The concept of actually climbing Kilimanjaro and not just talking about it didn’t become real until we stood at the base of the mountain.
“It’s much bigger than it looks on postcards,” I said, gazing at the vast cloud-covered mass of earth looming in front of us, so tall we could only see a small portion of it.
One of the mountain guides, named Jos, tried to assure me that people in much worse shape than I had made it to the summit.
“The Russians, they drink the vodka all the way to the top,” he said. “They fine.”
I told him vodka makes me do funny things too.
“And another man, Helmut was his name. I think he was Austrian. He was seventy-two. He drank gin all the way up the mountain. At five thousand meters he pulled out a bottle of the Johnnie Walker. He drank it and collapsed and then he died. His wife just started laughing. She told me we must go on and call someone to get his body. ‘He wanted to die on Kili,’ she said.
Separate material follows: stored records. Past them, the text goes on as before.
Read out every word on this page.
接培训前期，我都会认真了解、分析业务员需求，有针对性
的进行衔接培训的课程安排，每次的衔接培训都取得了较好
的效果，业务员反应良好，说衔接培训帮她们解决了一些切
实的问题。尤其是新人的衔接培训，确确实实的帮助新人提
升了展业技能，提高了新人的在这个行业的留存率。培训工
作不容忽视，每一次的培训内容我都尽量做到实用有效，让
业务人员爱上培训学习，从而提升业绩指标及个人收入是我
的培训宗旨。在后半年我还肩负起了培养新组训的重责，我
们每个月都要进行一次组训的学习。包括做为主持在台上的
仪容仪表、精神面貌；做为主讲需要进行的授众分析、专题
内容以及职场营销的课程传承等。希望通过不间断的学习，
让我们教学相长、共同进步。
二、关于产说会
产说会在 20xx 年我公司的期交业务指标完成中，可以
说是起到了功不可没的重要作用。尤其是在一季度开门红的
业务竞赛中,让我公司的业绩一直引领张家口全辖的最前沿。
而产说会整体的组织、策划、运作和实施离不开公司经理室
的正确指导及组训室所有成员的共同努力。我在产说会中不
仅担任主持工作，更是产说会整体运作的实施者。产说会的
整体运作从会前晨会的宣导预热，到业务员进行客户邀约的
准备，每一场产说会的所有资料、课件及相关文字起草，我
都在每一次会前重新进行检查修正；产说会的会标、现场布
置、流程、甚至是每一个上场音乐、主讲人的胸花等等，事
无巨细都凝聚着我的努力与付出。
But she made it to the summit and she was very old.”
“That’s a terrible story, Jos.”
“But she made it,” he insisted.
Our main climbing guide was Justaz, pronounced like “justice,” who looked like a more fit and more approachable version of Jamie Foxx and had climbed Kili more than 250 times. Even though he was younger than both Nick and me, he was married with four kids.
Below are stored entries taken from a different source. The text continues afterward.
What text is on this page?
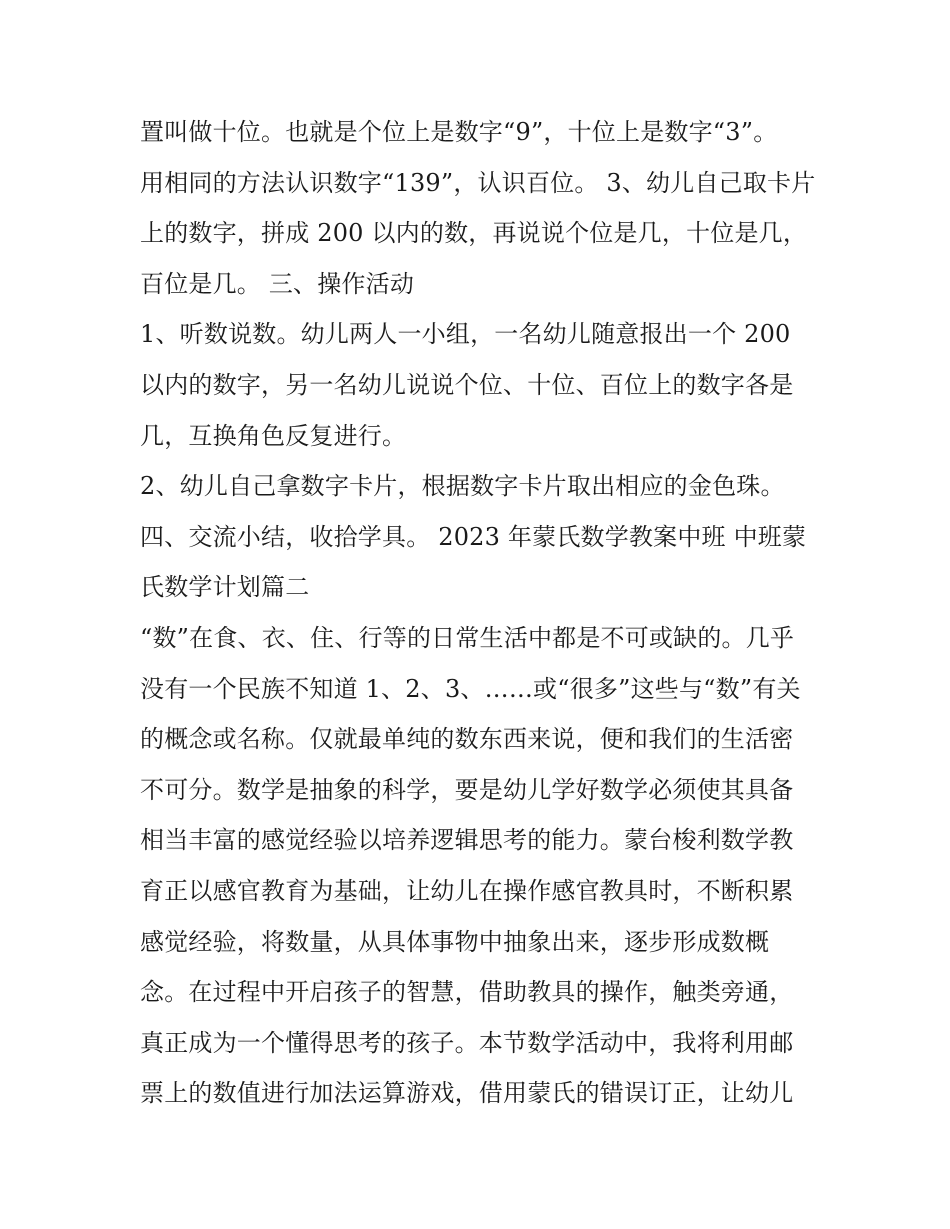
置叫做十位。也就是个位上是数字“9”，十位上是数字“3”。
用相同的方法认识数字“139”，认识百位。 3、幼儿自己取卡片
上的数字，拼成 200 以内的数，再说说个位是几，十位是几，
百位是几。 三、操作活动
1、听数说数。幼儿两人一小组，一名幼儿随意报出一个 200
以内的数字，另一名幼儿说说个位、十位、百位上的数字各是
几，互换角色反复进行。
2、幼儿自己拿数字卡片，根据数字卡片取出相应的金色珠。
四、交流小结，收拾学具。 2023 年蒙氏数学教案中班 中班蒙
氏数学计划篇二
“数”在食、衣、住、行等的日常生活中都是不可或缺的。几乎
没有一个民族不知道 1、2、3、……或“很多”这些与“数”有关
的概念或名称。仅就最单纯的数东西来说，便和我们的生活密
不可分。数学是抽象的科学，要是幼儿学好数学必须使其具备
相当丰富的感觉经验以培养逻辑思考的能力。蒙台梭利数学教
育正以感官教育为基础，让幼儿在操作感官教具时，不断积累
感觉经验，将数量，从具体事物中抽象出来，逐步形成数概
念。在过程中开启孩子的智慧，借助教具的操作，触类旁通，
真正成为一个懂得思考的孩子。本节数学活动中，我将利用邮
票上的数值进行加法运算游戏，借用蒙氏的错误订正，让幼儿
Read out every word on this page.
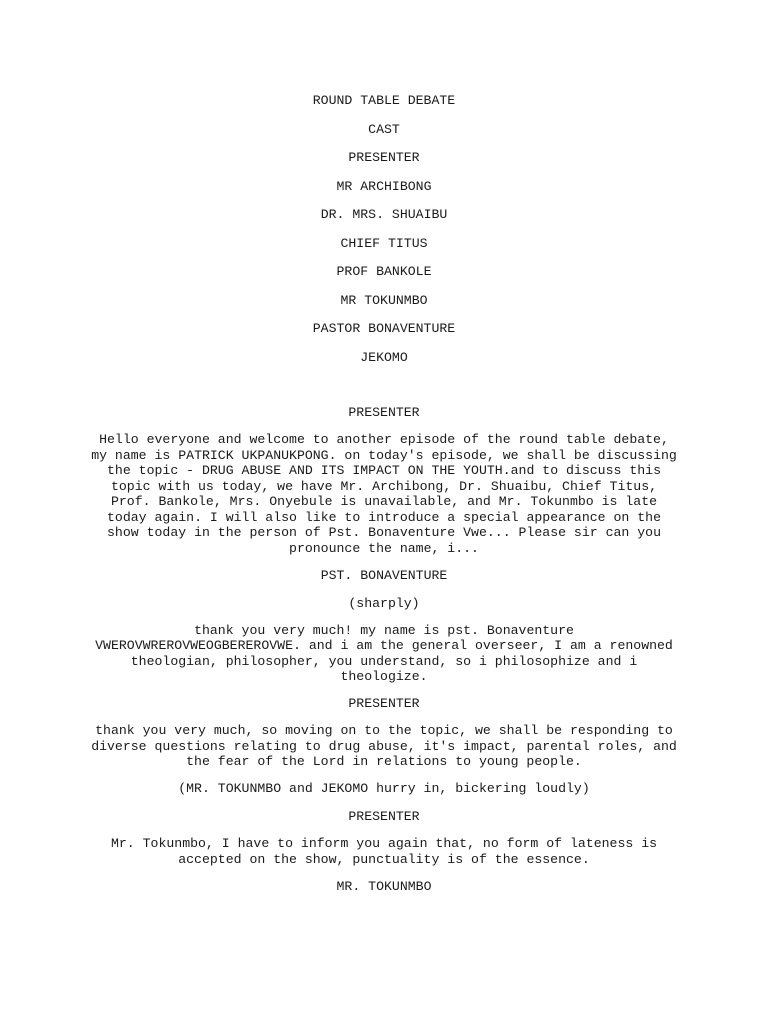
ROUND TABLE DEBATE
CAST
PRESENTER
MR ARCHIBONG
DR. MRS. SHUAIBU
CHIEF TITUS
PROF BANKOLE
MR TOKUNMBO
PASTOR BONAVENTURE
JEKOMO
PRESENTER
Hello everyone and welcome to another episode of the round table debate, my name is PATRICK UKPANUKPONG. on today's episode, we shall be discussing the topic - DRUG ABUSE AND ITS IMPACT ON THE YOUTH.and to discuss this topic with us today, we have Mr. Archibong, Dr. Shuaibu, Chief Titus, Prof. Bankole, Mrs. Onyebule is unavailable, and Mr. Tokunmbo is late today again. I will also like to introduce a special appearance on the show today in the person of Pst. Bonaventure Vwe... Please sir can you pronounce the name, i...
PST. BONAVENTURE
(sharply)
thank you very much! my name is pst. Bonaventure VWEROVWREROVWEOGBEREROVWE. and i am the general overseer, I am a renowned theologian, philosopher, you understand, so i philosophize and i theologize.
PRESENTER
thank you very much, so moving on to the topic, we shall be responding to diverse questions relating to drug abuse, it's impact, parental roles, and the fear of the Lord in relations to young people.
(MR. TOKUNMBO and JEKOMO hurry in, bickering loudly)
PRESENTER
Mr. Tokunmbo, I have to inform you again that, no form of lateness is accepted on the show, punctuality is of the essence.
MR. TOKUNMBO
Justaz warned me he’d seen more than twenty couples break up while trying to summit the mountain, most memorably a pair on their honeymoon. The new wife felt crappy, with headaches and a chill, when they set out for the mountain. By the end of the first day her husband had stridden to the front of their hiking group while she lagged behind. The tension between the two was so high that on the third day he threw her things out of their shared tent, telling her he was sick of her whining.
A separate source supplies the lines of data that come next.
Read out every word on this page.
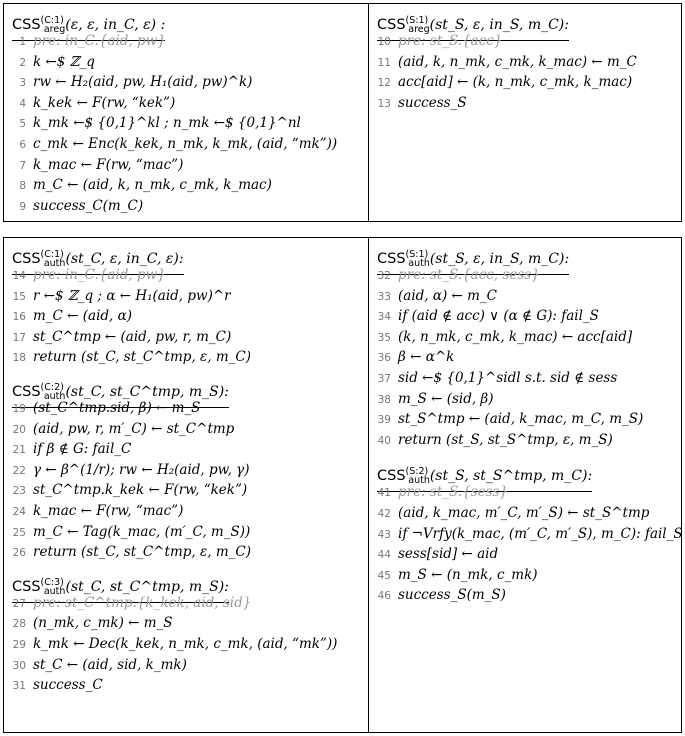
$CSS^{(C:1)}_{areg}(\varepsilon$, ε, in_C, ε) :
1 pre: in_C.{aid, pw}
2 k ←$ ℤ_q
3 rw ← H₂(aid, pw, H₁(aid, pw)^k)
4 k_kek ← F(rw, “kek”)
5 k_mk ←$ {0,1}^kl ; n_mk ←$ {0,1}^nl
6 c_mk ← Enc(k_kek, n_mk, k_mk, (aid, “mk”))
7 k_mac ← F(rw, “mac”)
8 m_C ← (aid, k, n_mk, c_mk, k_mac)
9 success_C(m_C)
$CSS^{(S:1)}_{areg}(st\_S$, ε, in_S, m_C):
10 pre: st_S.{acc}
11 (aid, k, n_mk, c_mk, k_mac) ← m_C
12 acc[aid] ← (k, n_mk, c_mk, k_mac)
13 success_S
$CSS^{(C:1)}_{auth}(st\_C$, ε, in_C, ε):
14 pre: in_C.{aid, pw}
15 r ←$ ℤ_q ; α ← H₁(aid, pw)^r
16 m_C ← (aid, α)
17 st_C^tmp ← (aid, pw, r, m_C)
18 return (st_C, st_C^tmp, ε, m_C)
$CSS^{(C:2)}_{auth}(st\_C$, st_C^tmp, m_S):
19 (st_C^tmp.sid, β) ← m_S
20 (aid, pw, r, m′_C) ← st_C^tmp
21 if β ∉ G: fail_C
22 γ ← β^(1/r); rw ← H₂(aid, pw, γ)
23 st_C^tmp.k_kek ← F(rw, “kek”)
24 k_mac ← F(rw, “mac”)
25 m_C ← Tag(k_mac, (m′_C, m_S))
26 return (st_C, st_C^tmp, ε, m_C)
$CSS^{(C:3)}_{auth}(st\_C$, st_C^tmp, m_S):
27 pre: st_C^tmp.{k_kek, aid, sid}
28 (n_mk, c_mk) ← m_S
29 k_mk ← Dec(k_kek, n_mk, c_mk, (aid, “mk”))
30 st_C ← (aid, sid, k_mk)
31 success_C
$CSS^{(S:1)}_{auth}(st\_S$, ε, in_S, m_C):
32 pre: st_S.{acc, sess}
33 (aid, α) ← m_C
34 if (aid ∉ acc) ∨ (α ∉ G): fail_S
35 (k, n_mk, c_mk, k_mac) ← acc[aid]
36 β ← α^k
37 sid ←$ {0,1}^sidl s.t. sid ∉ sess
38 m_S ← (sid, β)
39 st_S^tmp ← (aid, k_mac, m_C, m_S)
40 return (st_S, st_S^tmp, ε, m_S)
$CSS^{(S:2)}_{auth}(st\_S$, st_S^tmp, m_C):
41 pre: st_S.{sess}
42 (aid, k_mac, m′_C, m′_S) ← st_S^tmp
43 if ¬Vrfy(k_mac, (m′_C, m′_S), m_C): fail_S
44 sess[sid] ← aid
45 m_S ← (n_mk, c_mk)
46 success_S(m_S)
The woman sat on the ground and cried. Justaz tried to comfort her.
“Do you know how to sing?” she asked him. He nodded.
“Can you sing anything in English?” He nodded with less confidence and hummed a tune from the British pop band Westlife.
When they reached base camp for the summit at just over fifteen thousand feet, the husband demanded that he be allowed to summit the mountain without his wife. He scurried to the top with a guide and hightailed it back to Marangu. She went up later with the rest of the group.
“He just left her?” Nick asked in disbelief.
“I thought we’d see him when we got all the way down the mountain,” Justaz recalled as he held pace next to me. “But he changed his flight and left her there.”
I think he sensed the story was getting me down.
“But I’ve also organized a wedding on the summit. We were at 5,895 meters with a priest, best man, maid of honor, bridesmaids, and twelve other guests!” he said to lighten the mood.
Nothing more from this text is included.